Maybe I’m being harsh, but as This Is Us’ third season enters the home-stretch it’s disappointing to be given such a monotonously grim episode. I kept waiting for something to happen: Not in plot, necessarily, but a breakthrough that’d justify doing a bottle-episode. At least “The Waiting Room” had two strong moments, ones which genuinely pulled on the heartstrings. Even if Rebecca’s near-catatonic behavior felt a little played-up, the resulting monologue, about waiting for Jack after the fire, is really quite powerful, and also worth appreciating in context, as Rebecca’s telling everyone to put aside their personal problems until news of Kate and the baby comes in. It felt strange that the episode invested so much time into the petty squabbles since a scene like this indicated the emotional power of the Pearsons just sitting with the anxiety and terror of the situation. It could bring up a lot more than the various plots the show has been spinning all season.
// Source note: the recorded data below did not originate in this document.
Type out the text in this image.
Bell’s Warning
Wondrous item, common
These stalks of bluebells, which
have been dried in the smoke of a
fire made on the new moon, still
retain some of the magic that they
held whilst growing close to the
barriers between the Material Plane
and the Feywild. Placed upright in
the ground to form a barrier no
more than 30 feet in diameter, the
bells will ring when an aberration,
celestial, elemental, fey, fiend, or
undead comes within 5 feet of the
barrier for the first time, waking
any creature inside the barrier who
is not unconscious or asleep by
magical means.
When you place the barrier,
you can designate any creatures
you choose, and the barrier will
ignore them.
The other affecting moment is the aforementioned coda, which takes the action out of the waiting room and finally brings Kate to the fore. After informing the family that Kate is okay, that the baby was born prematurely via an emergency C-section, Toby reunites with his wife and their new child, who’s hooked up to various machines. Toby appears frightened by just how small he is; Kate looks at him and says, “I already love him so much, this is insane.” She tells Toby, “I’ve been hesitant, but I want to name him Jack,” and he agrees, of course.
Kate says a little prayer to her father. “I don’t know where you are but I know that you’re there,” she says. “This is Jack. This is your grandson. And I need him to be okay. And I don’t know why, but I know that you can do that.” She takes out the RBG doll that Madison brought, shows it to her son, and tells Toby through tears of joy that things will be okay. I hope this is true for Baby Jack, and I hope it’s true for This Is Us’ final episodes of the season as well.